Article 4.7 allows derogations where substances are needed to address a serious danger to plant health. Yet in reality, it has never successfully safeguarded critical uses. The result is growing gaps in the farmers’ toolbox, even where products can be used safely and no viable alternatives exist.

Making Article 4.7 workable in the real world

The issue is not the intent of Article 4.7, but its practical application. Too often, decisions fail to reflect the agronomic and agro‑economic realities that determine whether alternatives are genuinely feasible on farms.

If Article 4.7 is to function as intended, implementation must include a structured agronomic and agro‑economic assessment. This should test the real‑world feasibility of alternatives, including their efficacy, scalability, cost, yield impacts, operational constraints, implications for integrated pest management and resistance management and theiruneven availability across crops and Member States.

This is essential to avoid losing essential tools where alternatives exist only on paper.

Importantly, such an assessment should reflect the full reality of EU agriculture by considering all registered uses across Member States, including minor uses, rather than focusing on a limited set of representative uses.

Flexibility that reflects how farming actually works

Crop protection conditions are dynamic.

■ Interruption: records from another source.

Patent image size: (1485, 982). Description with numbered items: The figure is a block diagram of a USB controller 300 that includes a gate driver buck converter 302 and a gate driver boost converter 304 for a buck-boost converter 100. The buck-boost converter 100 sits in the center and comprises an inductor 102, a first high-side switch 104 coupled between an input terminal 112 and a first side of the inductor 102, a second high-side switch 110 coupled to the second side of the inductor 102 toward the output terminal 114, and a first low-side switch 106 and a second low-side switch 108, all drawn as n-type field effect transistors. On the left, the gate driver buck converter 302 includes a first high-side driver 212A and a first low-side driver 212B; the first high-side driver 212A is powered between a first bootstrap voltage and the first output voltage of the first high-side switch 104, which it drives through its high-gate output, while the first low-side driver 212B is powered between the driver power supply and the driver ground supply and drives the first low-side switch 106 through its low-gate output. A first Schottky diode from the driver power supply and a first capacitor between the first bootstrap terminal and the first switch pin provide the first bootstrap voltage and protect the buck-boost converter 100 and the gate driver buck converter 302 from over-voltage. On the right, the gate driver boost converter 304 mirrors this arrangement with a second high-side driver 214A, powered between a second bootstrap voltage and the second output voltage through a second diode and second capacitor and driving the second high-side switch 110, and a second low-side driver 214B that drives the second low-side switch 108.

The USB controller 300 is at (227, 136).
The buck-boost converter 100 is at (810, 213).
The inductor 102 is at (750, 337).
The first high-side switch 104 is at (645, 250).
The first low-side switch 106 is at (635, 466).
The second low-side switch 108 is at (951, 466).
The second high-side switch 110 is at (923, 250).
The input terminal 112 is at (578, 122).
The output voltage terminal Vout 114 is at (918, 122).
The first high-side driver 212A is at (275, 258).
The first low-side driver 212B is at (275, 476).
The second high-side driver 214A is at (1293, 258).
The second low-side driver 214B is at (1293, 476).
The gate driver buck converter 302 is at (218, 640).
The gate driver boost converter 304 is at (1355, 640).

Scientific knowledge evolves, exposure mitigation measures change and pressures on crops can shift rapidly. That is why flexibility in how derogations are substantiated matters.

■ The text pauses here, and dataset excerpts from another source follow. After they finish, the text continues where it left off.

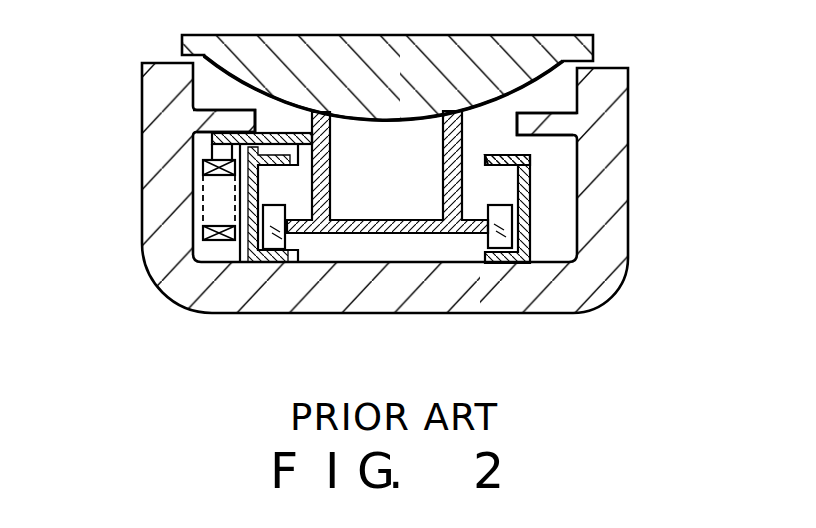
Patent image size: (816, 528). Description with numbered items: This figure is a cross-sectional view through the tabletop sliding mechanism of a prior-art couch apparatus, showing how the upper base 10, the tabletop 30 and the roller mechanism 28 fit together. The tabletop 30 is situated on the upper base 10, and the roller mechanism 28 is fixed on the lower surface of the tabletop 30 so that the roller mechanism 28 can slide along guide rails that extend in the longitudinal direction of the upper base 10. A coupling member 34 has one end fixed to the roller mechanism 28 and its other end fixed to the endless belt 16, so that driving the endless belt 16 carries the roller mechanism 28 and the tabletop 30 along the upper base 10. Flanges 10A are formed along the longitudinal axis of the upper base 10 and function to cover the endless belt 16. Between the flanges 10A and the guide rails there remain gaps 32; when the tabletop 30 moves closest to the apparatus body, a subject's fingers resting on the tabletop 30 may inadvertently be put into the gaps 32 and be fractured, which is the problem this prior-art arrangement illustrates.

The upper base 10 is at (612, 232).
The flanges 10A is at (227, 123).
The endless belt 16 is at (218, 243).
The roller mechanism 28 is at (321, 264).
The tabletop 30 is at (405, 55).
The gaps 32 is at (263, 131).
The coupling member 34 is at (291, 141).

Allowing essential use and/or negligible‑exposure elements to be substantiated during approval or renewal would enable decisions to be taken when criticality is clearest and access is genuinely at risk. This would support timely, evidence‑based decision‑making while maintaining high safety standards and better reflecting conditions in the field.

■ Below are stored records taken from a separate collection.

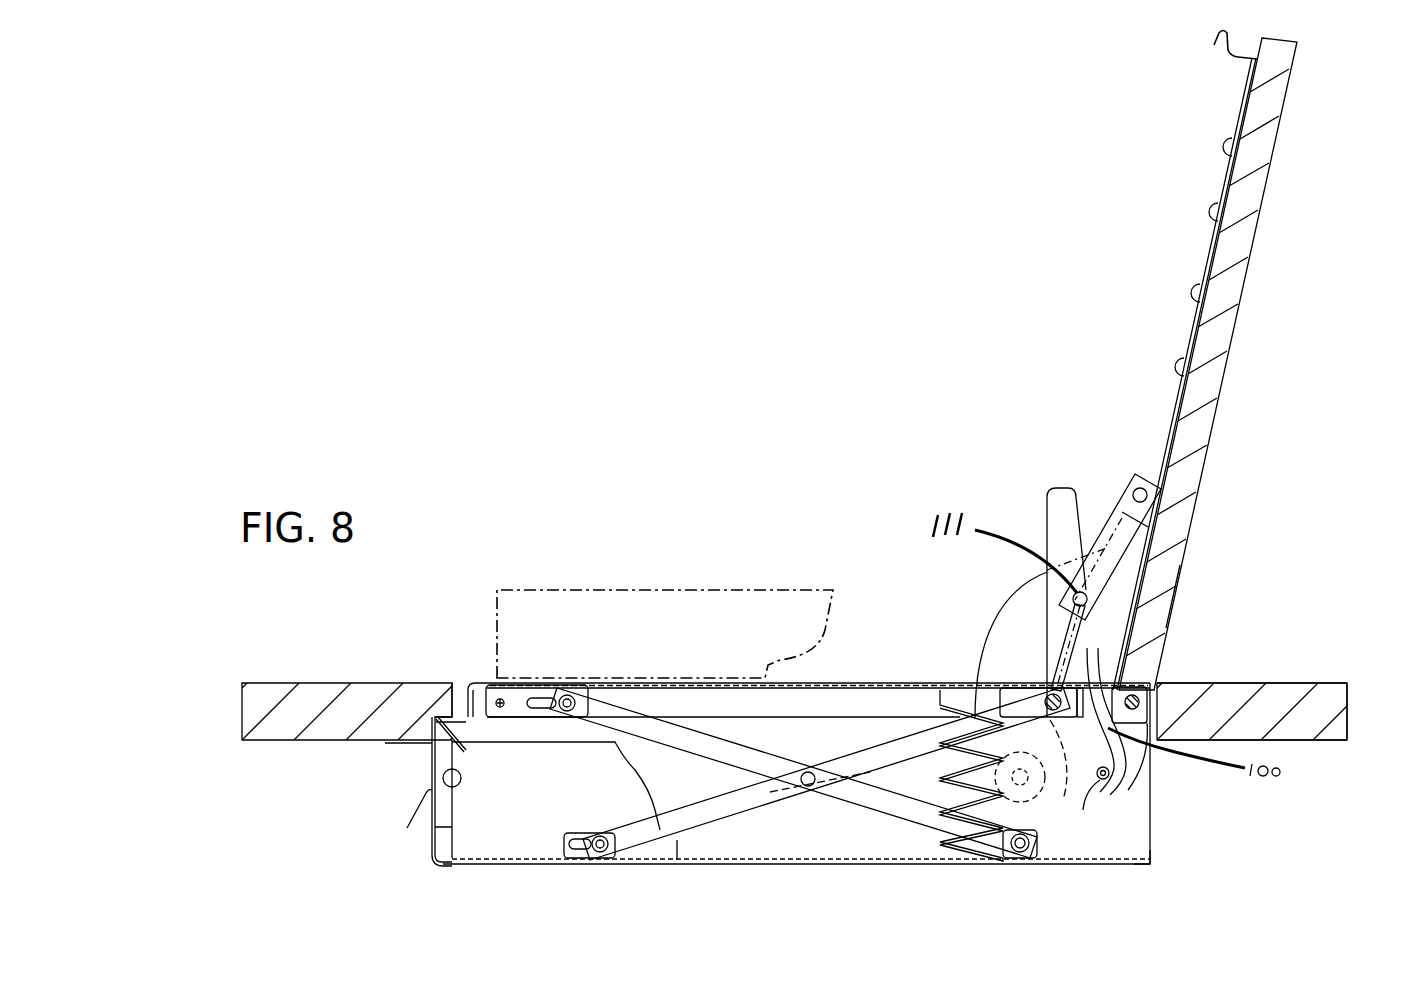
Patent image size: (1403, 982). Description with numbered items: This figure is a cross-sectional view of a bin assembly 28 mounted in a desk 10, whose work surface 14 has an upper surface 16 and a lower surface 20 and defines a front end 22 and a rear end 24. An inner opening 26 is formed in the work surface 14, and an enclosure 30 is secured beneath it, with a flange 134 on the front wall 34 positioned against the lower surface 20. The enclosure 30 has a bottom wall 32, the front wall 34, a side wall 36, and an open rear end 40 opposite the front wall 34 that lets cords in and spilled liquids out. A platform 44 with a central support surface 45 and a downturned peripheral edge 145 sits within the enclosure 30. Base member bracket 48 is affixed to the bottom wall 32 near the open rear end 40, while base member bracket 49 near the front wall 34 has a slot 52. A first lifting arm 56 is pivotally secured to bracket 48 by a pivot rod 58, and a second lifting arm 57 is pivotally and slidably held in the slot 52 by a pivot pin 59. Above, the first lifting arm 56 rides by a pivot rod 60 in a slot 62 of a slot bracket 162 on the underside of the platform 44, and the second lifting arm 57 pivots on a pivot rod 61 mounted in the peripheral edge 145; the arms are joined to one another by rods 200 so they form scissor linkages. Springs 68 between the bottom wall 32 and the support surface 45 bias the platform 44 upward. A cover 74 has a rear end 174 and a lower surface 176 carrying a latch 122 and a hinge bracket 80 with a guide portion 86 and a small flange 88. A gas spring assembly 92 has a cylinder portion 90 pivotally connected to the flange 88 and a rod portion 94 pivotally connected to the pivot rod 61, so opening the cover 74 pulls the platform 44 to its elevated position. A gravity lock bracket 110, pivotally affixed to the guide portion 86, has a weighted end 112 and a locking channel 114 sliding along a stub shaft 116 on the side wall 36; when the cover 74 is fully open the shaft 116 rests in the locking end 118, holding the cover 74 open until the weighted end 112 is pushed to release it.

The desk 10 is at (1273, 590).
The work surface 14 is at (1334, 660).
The upper surface 16 is at (1290, 683).
The lower surface 20 is at (1290, 742).
The front end 22 is at (242, 700).
The rear end 24 is at (1347, 700).
The inner opening 26 is at (430, 690).
The bin assembly 28 is at (600, 866).
The enclosure 30 is at (500, 868).
The bottom wall 32 is at (1138, 870).
The front wall 34 is at (433, 835).
The side wall 36 is at (1150, 805).
The open rear end 40 is at (1165, 796).
The platform 44 is at (655, 680).
The central support surface 45 is at (602, 683).
The base member bracket 48 is at (1033, 852).
The base member bracket 49 is at (572, 840).
The slot 52 is at (574, 840).
The first lifting arm 56 is at (766, 762).
The second lifting arm 57 is at (740, 812).
The pivot rod 58 is at (1020, 860).
The pivot pin 59 is at (600, 855).
The pivot rod 60 is at (567, 713).
The pivot rod 61 is at (1045, 700).
The slot 62 is at (540, 712).
The springs 68 is at (955, 782).
The cover 74 is at (1302, 194).
The hinge bracket 80 is at (1000, 615).
The guide portion 86 is at (1033, 602).
The small flange 88 is at (1152, 480).
The cylinder portion 90 is at (1124, 520).
The gas spring assembly 92 is at (1125, 565).
The rod portion 94 is at (1070, 633).
The gravity lock bracket 110 is at (1040, 508).
The weighted end 112 is at (1062, 490).
The locking channel 114 is at (1118, 768).
The stub shaft 116 is at (1108, 779).
The locking end 118 is at (1100, 780).
The latch 122 is at (1202, 36).
The flange 134 is at (398, 745).
The peripheral edge 145 is at (471, 690).
The slot bracket 162 is at (528, 700).
The rear end 174 is at (1140, 735).
The lower surface 176 is at (1243, 117).
The rods 200 is at (802, 787).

Predictable transitions to avoid disruption

The Omnibus also proposes longer grace periods for substances that lose approval, with up to 12 months for sale and up to 24 months for use. Predictable transition timelines are essential for farmers planning cropping seasons, managing stocks and adapting crop protection strategies responsibly.

Conditioning grace periods on the “absence of alternatives”, however, risks creating added complexity and duplication by triggering assessments that resemble derogation evaluations. A more effective approach would be to apply extended grace periods systematically in cases of non‑renewal, except where withdrawals are based on serious human health or environmental concerns.

This would support an orderly and responsible phase‑out, without undermining food production or farm planning.

What this means in practice

To make Article 4.7 work as intended, implementation should:

  • embed a structured agronomic and agro‑economic assessment into derogation decisions, testing whether alternatives are genuinely feasible at farm level;a
  • allow greater flexibility in derogation submissions, so decisions reflect the point at which criticality is clearest;
  • apply predictable grace periods systematically, ensuring orderly transitions and avoiding unnecessary disruption for farmers.

Done right, the Food and Feed Safety Omnibus can help deliver a regulatory system that is predictable, science‑based and aligned with real farming conditions. This would ensure that essential crop protection tools remain available where no viable alternatives exist.